Book sales in the United States exceeded $27 billion in 2011, according to a report from the Book Industry Study Group. That doesn't even include sales of self-published and vanity published books. Despite the big market, getting a book published is not easy. If you want your book sold in book stores and other retailers, you will need to go through an established publisher. To do that, it's important to be aware of how the industry operates.
Publishers rarely contract for an unwritten novel from a new author. The entire manuscript must be completed before you start looking for a publisher or agent. Compose a book blurb to entice the publisher or agent to read the entire cover letter. Practice by reading back-cover blurbs from well-known authors. Send the cover letter, a one-page synopsis of the novel, and your writing credits to the publisher or agent. If an agent or publisher is interested, they will most likely ask to read the first 50 pages or three chapters of your novel.
Authors of nonfiction books are often offered a contract before they're completed the book. If you have written a nonfiction book, evelop a chapter outline with a descriptive paragraph for each chapter. You will also need a sample chapter. Select a chapter that you're particularly excited about to write. It doesn't have to be the first chapter.
Compose a book proposal. This includes a summary of what makes your nonfiction book stand out from the field. Include your qualifications to write the book. List recently published books that compete with your book, and explain why your book is better. Describe who would read your book and how you will promote the book to the readers. Include marketing strategies that your publisher could use to promote the book.
Package the book proposal with the book outline and sample chapter along with a cover letter and send to the agents or publishers you've selected.
Agent or Publisher
Literary agents get paid when they sell the book to a publisher. Their compensation is a percentage of the total advance to the writer. Most agents require no upfront payment from the authors they represent. Besides knowing which publisher is looking for what kind of book, literary agents also review the publishing contract for the author.
Nearly all major fiction publishers only accept manuscripts from literary agents. The publishers look at the agents as a vetting mechanism to weed out the tired, clichéd and poorly-written books. Publishers of nonfiction books will accept book proposals directly from writers. Find agents or publishers who represent or publish your type of work. It's not productive to send a romance book to an agent who only represents business nonfiction books.

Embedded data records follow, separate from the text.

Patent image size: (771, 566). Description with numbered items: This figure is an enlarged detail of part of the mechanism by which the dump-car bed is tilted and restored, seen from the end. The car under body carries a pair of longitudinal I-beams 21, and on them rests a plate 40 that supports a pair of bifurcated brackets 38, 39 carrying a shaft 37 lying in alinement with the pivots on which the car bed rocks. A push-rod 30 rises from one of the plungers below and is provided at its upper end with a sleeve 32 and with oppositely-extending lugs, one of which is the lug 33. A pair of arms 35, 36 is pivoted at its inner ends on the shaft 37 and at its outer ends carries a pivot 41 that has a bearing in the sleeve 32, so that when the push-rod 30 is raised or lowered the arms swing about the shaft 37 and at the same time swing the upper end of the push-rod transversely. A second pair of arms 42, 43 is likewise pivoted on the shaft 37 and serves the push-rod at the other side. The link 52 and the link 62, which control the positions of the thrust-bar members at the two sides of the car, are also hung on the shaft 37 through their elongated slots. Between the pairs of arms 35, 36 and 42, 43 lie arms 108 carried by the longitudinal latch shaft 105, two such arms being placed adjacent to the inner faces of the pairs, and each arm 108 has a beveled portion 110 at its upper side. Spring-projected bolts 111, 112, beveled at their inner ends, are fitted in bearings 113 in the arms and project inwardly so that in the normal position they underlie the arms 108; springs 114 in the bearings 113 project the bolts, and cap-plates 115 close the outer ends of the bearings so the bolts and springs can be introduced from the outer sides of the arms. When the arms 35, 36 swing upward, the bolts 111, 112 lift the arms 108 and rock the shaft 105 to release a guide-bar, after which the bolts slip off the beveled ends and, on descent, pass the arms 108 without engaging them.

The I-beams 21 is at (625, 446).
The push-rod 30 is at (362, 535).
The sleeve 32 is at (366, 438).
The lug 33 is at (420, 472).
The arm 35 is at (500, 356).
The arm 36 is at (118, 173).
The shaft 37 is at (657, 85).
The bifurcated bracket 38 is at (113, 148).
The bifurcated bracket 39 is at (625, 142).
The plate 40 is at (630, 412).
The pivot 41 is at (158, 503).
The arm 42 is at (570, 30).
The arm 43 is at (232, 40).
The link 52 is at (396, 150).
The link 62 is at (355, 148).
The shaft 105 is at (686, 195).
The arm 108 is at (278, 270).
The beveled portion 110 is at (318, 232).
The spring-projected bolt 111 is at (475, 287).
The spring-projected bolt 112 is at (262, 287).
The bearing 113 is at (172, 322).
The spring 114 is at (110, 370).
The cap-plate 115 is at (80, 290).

Publishers pay authors through an advance and royalties. The royalty is a percentage of the sales a publisher receives for the book from wholesalers and distributors. The advance is a lump sum figure based on what the publisher thinks the book will sell in the first two years after publication. For example, if the publisher pays a 10 percent royalty on net sales and believes the book will sell 5,000 copies at $8 per copy, the sales would total $40,000 and the advance would be $4,000. Unless the author's contract specifically states that the royalty must be paid back, it doesn't have to be if the sales don't reach what the publisher projected.